De acordo com o diretor de planejamento e gestão da Fecomércio PR, Rodrigo Rosalem, é preciso ponderar: a dívida por si só não é algo ruim. “A compra de um imóvel, por exemplo, que vira uma dívida, indica um poder de consumo”, diz. “A capacidade de compra e a possibilidade de parcelamento só existe para o consumidor adimplente”.

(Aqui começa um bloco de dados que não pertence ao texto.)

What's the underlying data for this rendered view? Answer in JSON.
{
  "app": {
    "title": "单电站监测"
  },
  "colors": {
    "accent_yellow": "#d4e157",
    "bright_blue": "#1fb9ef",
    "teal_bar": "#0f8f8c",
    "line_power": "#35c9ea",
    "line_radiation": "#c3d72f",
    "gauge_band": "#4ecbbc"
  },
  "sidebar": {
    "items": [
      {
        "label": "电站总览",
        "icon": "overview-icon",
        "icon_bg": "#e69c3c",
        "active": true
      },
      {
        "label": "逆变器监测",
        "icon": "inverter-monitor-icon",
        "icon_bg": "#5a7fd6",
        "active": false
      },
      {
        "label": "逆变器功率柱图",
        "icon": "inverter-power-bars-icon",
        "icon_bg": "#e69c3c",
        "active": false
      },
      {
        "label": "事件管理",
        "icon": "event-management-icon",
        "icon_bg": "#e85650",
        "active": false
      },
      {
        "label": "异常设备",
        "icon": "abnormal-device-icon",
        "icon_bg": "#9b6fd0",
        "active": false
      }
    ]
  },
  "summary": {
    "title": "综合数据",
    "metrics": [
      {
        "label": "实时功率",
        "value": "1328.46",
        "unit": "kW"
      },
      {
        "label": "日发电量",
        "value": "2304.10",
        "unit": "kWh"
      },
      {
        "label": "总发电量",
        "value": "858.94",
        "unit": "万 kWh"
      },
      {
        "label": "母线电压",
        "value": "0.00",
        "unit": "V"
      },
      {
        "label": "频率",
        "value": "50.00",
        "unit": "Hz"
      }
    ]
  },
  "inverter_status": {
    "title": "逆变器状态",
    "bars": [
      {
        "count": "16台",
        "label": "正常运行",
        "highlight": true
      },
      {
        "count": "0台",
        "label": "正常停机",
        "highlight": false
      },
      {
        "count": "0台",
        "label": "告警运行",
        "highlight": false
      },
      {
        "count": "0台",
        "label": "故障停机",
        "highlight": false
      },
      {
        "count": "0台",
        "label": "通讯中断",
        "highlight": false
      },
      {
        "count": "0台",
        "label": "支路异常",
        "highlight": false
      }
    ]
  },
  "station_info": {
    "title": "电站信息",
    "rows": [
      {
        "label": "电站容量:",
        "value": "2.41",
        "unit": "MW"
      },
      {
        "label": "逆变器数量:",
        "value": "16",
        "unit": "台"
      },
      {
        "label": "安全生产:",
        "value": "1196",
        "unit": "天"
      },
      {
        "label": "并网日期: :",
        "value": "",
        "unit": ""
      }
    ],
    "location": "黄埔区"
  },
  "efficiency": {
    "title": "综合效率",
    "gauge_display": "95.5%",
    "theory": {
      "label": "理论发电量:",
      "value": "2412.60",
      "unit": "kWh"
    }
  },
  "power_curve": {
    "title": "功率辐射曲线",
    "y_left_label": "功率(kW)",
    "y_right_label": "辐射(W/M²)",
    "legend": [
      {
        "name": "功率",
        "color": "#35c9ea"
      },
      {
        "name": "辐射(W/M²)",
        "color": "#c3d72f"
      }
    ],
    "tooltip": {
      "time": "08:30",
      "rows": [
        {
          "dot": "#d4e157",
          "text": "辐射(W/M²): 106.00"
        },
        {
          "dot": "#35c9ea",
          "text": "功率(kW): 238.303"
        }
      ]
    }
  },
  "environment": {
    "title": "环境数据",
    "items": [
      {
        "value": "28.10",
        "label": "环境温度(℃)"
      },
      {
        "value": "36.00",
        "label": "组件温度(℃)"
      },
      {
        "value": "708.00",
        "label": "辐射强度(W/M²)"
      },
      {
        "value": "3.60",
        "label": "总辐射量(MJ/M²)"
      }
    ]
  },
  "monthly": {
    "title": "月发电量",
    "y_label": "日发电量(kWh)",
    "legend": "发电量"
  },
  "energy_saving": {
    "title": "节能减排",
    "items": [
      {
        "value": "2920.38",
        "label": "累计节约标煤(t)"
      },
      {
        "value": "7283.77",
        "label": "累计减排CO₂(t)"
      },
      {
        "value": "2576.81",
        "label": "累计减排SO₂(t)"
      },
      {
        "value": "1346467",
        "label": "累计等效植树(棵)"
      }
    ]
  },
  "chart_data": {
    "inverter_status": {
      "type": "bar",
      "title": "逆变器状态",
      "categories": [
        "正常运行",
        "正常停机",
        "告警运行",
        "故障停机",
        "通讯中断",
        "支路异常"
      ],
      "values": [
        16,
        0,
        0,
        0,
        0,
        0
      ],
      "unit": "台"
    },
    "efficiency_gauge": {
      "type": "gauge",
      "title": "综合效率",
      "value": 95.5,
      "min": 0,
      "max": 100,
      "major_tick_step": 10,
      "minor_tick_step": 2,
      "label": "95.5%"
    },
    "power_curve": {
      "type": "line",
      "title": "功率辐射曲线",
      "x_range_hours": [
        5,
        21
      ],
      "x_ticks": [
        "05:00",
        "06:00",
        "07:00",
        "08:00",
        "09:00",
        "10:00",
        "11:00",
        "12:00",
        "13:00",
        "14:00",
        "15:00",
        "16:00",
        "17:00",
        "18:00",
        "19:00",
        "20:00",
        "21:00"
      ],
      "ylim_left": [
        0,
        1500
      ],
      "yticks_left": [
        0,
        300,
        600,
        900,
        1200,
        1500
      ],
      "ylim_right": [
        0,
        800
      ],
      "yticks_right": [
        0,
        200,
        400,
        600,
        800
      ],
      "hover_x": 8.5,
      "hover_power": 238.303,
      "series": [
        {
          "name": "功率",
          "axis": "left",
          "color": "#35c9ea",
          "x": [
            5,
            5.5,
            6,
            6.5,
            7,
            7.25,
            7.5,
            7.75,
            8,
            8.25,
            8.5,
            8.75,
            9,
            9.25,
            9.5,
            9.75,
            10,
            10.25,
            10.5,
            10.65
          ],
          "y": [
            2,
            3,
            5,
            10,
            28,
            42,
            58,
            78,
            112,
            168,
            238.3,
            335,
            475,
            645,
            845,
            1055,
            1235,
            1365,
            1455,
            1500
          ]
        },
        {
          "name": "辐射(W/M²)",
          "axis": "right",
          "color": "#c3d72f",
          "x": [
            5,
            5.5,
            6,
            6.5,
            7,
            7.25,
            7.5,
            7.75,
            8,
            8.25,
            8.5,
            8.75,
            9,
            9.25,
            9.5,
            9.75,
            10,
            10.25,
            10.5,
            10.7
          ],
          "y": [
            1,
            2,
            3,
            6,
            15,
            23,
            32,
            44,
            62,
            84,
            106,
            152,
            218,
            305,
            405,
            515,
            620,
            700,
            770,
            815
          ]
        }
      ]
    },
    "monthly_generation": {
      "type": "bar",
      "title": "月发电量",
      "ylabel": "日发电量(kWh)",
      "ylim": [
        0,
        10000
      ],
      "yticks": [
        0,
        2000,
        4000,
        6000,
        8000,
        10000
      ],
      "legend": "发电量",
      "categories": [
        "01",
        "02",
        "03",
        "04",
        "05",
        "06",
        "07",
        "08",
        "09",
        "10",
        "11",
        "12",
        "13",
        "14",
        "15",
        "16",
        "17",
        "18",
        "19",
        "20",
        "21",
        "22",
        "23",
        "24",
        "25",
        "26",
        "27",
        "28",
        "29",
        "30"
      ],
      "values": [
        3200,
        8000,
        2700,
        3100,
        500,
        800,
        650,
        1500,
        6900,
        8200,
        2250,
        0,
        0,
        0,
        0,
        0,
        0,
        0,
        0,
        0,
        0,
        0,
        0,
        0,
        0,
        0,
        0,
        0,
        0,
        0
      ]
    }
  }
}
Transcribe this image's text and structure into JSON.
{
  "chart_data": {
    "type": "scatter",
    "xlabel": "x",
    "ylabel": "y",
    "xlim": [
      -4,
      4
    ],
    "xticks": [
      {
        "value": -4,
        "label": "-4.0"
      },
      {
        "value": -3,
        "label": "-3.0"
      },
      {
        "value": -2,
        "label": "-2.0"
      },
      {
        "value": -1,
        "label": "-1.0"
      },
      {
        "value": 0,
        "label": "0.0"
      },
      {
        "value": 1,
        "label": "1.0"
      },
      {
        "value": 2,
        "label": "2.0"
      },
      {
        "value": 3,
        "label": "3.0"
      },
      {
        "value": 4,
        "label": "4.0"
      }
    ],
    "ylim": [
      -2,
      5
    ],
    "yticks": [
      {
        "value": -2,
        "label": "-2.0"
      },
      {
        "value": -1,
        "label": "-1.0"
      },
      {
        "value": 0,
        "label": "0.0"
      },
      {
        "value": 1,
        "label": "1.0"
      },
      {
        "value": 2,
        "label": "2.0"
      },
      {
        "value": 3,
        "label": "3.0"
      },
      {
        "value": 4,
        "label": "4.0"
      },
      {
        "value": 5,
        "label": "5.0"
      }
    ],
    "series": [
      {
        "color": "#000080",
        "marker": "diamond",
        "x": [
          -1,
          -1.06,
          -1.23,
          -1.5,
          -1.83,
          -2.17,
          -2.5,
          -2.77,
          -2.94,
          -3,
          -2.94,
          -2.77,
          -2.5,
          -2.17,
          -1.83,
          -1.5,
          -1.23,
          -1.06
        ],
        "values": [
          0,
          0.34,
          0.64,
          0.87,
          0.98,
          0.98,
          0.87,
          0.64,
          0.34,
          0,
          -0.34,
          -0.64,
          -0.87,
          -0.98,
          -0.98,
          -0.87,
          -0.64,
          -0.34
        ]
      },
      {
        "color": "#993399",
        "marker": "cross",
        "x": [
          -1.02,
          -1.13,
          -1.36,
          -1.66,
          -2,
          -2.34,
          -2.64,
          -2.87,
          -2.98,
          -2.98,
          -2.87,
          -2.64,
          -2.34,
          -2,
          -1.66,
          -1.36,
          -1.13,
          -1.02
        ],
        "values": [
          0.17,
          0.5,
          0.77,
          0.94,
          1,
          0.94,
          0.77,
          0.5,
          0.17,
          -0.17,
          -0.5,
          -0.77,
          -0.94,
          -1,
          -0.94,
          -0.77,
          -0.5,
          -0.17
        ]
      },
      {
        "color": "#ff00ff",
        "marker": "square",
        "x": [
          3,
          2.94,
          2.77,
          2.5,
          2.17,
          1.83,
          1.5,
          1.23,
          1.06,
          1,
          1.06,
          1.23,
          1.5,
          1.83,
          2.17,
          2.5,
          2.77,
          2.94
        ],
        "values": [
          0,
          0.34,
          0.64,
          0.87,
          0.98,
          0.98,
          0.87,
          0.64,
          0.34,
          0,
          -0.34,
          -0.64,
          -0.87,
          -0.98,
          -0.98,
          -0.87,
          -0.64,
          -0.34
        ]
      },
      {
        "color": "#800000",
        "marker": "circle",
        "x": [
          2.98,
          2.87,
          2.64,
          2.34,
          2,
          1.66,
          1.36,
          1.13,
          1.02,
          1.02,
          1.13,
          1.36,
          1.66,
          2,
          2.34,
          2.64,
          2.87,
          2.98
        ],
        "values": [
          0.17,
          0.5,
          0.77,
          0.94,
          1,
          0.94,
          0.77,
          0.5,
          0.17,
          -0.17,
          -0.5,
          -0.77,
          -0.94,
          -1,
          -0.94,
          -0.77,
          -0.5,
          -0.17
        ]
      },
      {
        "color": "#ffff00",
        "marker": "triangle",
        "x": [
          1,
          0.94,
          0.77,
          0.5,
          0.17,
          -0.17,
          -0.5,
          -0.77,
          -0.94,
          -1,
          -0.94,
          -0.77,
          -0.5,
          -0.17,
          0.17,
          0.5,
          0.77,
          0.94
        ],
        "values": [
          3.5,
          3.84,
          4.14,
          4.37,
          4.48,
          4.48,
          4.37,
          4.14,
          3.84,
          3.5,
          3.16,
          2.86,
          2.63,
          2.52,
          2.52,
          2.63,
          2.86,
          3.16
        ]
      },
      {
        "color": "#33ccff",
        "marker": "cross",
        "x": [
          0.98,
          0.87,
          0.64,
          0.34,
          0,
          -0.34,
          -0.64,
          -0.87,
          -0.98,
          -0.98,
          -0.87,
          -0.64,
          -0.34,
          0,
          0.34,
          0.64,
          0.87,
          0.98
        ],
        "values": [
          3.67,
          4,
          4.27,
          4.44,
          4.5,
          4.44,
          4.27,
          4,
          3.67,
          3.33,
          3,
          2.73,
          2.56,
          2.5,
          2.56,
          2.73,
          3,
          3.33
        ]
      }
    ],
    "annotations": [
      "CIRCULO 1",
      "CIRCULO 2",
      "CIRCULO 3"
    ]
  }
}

O especialista da entidade que coordenou uma pesquisa com base nos dados da CNC destaca que a presença do Paraná entre os primeiros da lista de endividados se deve à própria situação fiscal do estado, melhor que a média nacional. “Renda per capita maior e salário mínimo melhor que o do resto do país [R$ 1.223,30 e R$ 937, respectivamente] também são razões para o endividamento com relativa baixa inadimplência”, explica Rosalem.

Entre as famílias com renda superior a dez salários mínimos, o número de endividados em dezembro de 2017 chegou a 94% — mês em que o endividamento geral alcançou 90,6%, maior índice em quatro anos.

Endividamento e aprendizado

À frente de uma família cuja renda é maior que dez salários mínimos, a bancária aposentada Tânia Chagas, 50, tem a fatura do cartão de crédito e a parcela do próprio apartamento como principais dívidas — todas pagas em dia. Poupa e investe com o companheiro e hoje não contrai dívidas que não pode arcar. Mas levou um tempo para agir assim.

Aos 20 anos, em um de seus primeiros empregos, contraiu dívidas — com talão de cheques e fiado com o próprio comprador — que não podia pagar. Colocou até o próprio nome em uma compra para a colega de trabalho, que deu o calote. À época, Tânia era responsável por apresentar o crédito imobiliário aos clientes de um banco.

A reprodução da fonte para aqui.